Les ressorts de la conquête : de l’ivresse guerrière destructrice au dessein civilisateur

Dans le premier chapitre intitulé « La démolition du héros à l’antique », Pierre Briant montre combien la condamnation des guerres de conquête et celle de la cruauté et du despotisme parcourent un nombre important de textes sur Alexandre, qu’ils s’inspirent de Quinte-Curce ou bien dénoncent l’influence pernicieuse de ce dernier sur les princes qui le lisent (par exemple Volney, puis Voltaire dans l’Histoire de Charles XII). Elles s’associent à la promotion d’une image nouvelle du prince : celui qui épargne le sang et gouverne avec sagesse, apporte paix, prospérité et justice. La charge contre Alexandre, devenu un contre-exemple, un repoussoir, se fait particulièrement lourde chez Bossuet, Rollin ou Sainte-Croix. Les philosophes, qui certes condamnent parfois aussi le Macédonien, exploitent en revanche l’ambivalence de son image héritée avant tout pour imposer a contrario la figure d’un conquérant civilisateur, porteur de bienfaits pour le genre humain, en célébrant le dessein raisonné qui l’inspire dans ses conquêtes, ses fondations urbaines, ses voyages d’exploration et son ouverture de voies et de connaissances nouvelles pour le progrès de l’esprit humain.
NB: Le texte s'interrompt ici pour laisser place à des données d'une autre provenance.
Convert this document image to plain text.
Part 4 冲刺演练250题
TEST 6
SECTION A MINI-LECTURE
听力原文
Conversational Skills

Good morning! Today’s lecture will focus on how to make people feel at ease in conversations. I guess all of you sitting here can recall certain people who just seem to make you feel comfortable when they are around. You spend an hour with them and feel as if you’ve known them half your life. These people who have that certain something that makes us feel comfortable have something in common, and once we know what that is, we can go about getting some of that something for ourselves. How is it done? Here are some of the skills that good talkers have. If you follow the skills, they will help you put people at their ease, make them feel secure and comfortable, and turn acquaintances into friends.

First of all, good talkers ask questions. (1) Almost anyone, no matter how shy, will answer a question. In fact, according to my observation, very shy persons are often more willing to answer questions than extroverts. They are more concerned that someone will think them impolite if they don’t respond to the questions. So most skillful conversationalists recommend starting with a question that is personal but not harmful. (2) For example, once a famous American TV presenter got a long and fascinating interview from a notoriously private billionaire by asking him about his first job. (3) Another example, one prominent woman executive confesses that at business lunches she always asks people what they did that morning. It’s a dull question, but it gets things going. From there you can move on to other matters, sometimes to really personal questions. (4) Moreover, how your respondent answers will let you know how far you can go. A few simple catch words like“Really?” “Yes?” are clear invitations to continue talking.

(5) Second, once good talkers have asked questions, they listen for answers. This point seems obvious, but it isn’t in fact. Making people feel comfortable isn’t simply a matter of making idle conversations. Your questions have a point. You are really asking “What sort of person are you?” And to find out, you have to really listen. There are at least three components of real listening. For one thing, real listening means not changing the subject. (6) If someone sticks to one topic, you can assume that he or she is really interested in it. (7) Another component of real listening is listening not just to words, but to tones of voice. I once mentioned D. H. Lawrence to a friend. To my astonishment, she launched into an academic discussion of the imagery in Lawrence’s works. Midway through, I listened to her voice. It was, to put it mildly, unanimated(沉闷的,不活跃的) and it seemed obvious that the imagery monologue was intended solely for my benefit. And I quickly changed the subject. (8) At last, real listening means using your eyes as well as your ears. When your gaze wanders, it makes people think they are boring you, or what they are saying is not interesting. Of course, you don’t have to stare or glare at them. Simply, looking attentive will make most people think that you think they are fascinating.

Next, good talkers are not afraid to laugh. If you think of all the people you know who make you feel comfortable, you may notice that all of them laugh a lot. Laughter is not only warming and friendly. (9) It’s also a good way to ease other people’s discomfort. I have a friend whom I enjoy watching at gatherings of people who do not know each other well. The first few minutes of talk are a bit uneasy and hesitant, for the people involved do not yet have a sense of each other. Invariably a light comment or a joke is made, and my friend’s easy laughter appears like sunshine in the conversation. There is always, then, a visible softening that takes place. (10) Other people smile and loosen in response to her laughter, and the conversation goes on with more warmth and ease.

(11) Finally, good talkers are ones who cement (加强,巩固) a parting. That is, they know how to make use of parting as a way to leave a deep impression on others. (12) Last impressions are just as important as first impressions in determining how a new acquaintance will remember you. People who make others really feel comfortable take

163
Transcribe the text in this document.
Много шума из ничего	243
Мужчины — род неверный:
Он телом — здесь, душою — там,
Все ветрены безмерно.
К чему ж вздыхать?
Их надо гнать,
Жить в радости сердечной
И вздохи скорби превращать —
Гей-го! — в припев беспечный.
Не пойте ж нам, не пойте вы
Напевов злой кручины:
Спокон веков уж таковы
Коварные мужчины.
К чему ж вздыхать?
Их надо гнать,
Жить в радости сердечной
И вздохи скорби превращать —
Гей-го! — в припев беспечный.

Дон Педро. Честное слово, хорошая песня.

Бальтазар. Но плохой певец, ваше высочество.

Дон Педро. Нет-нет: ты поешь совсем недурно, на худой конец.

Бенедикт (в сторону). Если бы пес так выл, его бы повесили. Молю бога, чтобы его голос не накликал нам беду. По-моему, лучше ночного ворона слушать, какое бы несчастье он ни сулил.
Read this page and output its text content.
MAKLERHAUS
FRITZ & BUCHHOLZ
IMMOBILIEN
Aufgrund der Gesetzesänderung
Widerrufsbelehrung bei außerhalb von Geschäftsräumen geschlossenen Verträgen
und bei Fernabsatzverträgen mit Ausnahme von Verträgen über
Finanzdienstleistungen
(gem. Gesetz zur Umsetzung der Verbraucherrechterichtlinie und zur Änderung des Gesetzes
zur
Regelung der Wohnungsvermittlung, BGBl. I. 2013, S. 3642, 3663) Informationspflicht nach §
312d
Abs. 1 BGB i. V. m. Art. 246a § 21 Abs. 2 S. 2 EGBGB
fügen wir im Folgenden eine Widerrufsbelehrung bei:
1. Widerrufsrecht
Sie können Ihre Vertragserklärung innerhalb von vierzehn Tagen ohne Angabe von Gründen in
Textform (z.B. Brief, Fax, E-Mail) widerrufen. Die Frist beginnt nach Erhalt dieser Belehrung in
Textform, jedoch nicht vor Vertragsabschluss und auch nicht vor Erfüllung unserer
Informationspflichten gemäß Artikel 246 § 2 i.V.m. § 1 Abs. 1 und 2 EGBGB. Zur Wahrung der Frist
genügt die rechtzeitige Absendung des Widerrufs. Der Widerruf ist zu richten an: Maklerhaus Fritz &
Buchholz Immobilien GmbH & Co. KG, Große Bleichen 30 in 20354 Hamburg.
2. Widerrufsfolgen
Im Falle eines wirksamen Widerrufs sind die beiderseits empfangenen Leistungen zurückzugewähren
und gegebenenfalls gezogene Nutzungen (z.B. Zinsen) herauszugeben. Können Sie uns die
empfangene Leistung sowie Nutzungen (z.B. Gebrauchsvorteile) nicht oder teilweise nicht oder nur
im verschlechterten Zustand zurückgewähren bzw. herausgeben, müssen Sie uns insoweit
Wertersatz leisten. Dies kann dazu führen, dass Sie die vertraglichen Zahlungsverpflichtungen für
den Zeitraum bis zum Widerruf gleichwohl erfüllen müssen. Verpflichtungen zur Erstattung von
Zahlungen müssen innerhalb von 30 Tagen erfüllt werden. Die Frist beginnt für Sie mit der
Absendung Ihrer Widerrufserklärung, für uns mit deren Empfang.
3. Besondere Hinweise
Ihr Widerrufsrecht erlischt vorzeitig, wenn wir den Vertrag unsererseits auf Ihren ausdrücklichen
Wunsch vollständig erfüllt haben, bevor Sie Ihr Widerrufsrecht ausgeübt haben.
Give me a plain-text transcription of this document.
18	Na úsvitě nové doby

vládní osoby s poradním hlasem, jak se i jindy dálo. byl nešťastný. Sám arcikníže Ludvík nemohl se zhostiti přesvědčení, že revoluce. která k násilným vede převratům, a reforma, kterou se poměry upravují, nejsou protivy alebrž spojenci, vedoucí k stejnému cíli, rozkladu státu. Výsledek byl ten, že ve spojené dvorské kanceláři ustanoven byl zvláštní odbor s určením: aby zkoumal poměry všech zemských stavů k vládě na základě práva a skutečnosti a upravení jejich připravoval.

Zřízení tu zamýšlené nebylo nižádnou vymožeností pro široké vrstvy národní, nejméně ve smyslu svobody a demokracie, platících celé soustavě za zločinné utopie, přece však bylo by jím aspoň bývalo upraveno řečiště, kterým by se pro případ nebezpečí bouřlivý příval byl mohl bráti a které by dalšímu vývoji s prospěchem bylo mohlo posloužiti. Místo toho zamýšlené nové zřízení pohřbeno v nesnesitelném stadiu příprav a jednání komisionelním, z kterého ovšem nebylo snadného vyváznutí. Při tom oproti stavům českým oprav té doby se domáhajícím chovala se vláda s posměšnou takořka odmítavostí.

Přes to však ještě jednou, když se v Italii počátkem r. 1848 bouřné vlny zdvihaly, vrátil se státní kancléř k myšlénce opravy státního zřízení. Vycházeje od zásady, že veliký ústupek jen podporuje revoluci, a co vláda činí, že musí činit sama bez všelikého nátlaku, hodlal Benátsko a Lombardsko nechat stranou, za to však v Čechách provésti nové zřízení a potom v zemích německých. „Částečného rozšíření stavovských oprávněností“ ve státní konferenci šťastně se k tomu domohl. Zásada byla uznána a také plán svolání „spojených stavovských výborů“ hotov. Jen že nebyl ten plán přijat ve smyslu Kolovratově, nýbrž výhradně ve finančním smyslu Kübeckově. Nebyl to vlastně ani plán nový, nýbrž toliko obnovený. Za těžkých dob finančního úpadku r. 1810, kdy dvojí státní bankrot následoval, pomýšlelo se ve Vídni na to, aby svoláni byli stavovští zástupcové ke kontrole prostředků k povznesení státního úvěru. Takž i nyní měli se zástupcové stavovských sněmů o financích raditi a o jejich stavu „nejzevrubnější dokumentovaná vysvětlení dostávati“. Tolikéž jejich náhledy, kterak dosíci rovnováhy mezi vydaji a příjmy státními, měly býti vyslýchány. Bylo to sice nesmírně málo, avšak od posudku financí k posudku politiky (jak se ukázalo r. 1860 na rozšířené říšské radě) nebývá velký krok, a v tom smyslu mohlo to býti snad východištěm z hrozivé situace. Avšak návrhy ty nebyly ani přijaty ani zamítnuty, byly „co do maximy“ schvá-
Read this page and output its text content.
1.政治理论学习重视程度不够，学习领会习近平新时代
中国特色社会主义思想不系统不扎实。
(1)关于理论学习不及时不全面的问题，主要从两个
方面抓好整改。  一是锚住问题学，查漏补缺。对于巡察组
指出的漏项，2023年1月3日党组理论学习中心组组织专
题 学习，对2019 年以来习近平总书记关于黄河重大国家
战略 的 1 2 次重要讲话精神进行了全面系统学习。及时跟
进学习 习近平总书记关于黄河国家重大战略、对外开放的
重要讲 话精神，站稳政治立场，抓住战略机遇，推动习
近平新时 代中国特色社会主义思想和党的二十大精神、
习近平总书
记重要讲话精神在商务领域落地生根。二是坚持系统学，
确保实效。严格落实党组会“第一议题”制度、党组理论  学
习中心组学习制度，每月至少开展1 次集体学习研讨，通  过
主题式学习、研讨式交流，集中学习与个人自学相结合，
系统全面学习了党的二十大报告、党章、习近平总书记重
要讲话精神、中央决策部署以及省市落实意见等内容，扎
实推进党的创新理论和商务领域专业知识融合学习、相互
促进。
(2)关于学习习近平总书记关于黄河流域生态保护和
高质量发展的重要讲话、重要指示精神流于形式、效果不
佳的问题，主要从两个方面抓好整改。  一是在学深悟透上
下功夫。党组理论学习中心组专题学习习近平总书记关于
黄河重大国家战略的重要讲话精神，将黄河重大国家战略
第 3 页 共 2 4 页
Si Voltaire énonce déjà quelques uns de ces éléments, c’est surtout Montesquieu qui impose une interprétation nouvelle de la conquête macédonienne : celle d’une conquête réfléchie, résultat d’un projet cohérent, d’une stratégie d’alliance avec les peuples vaincus et d’union des Indes avec l’Occident par le commerce, si bien que la guerre serait rachetée par ses conséquences positives.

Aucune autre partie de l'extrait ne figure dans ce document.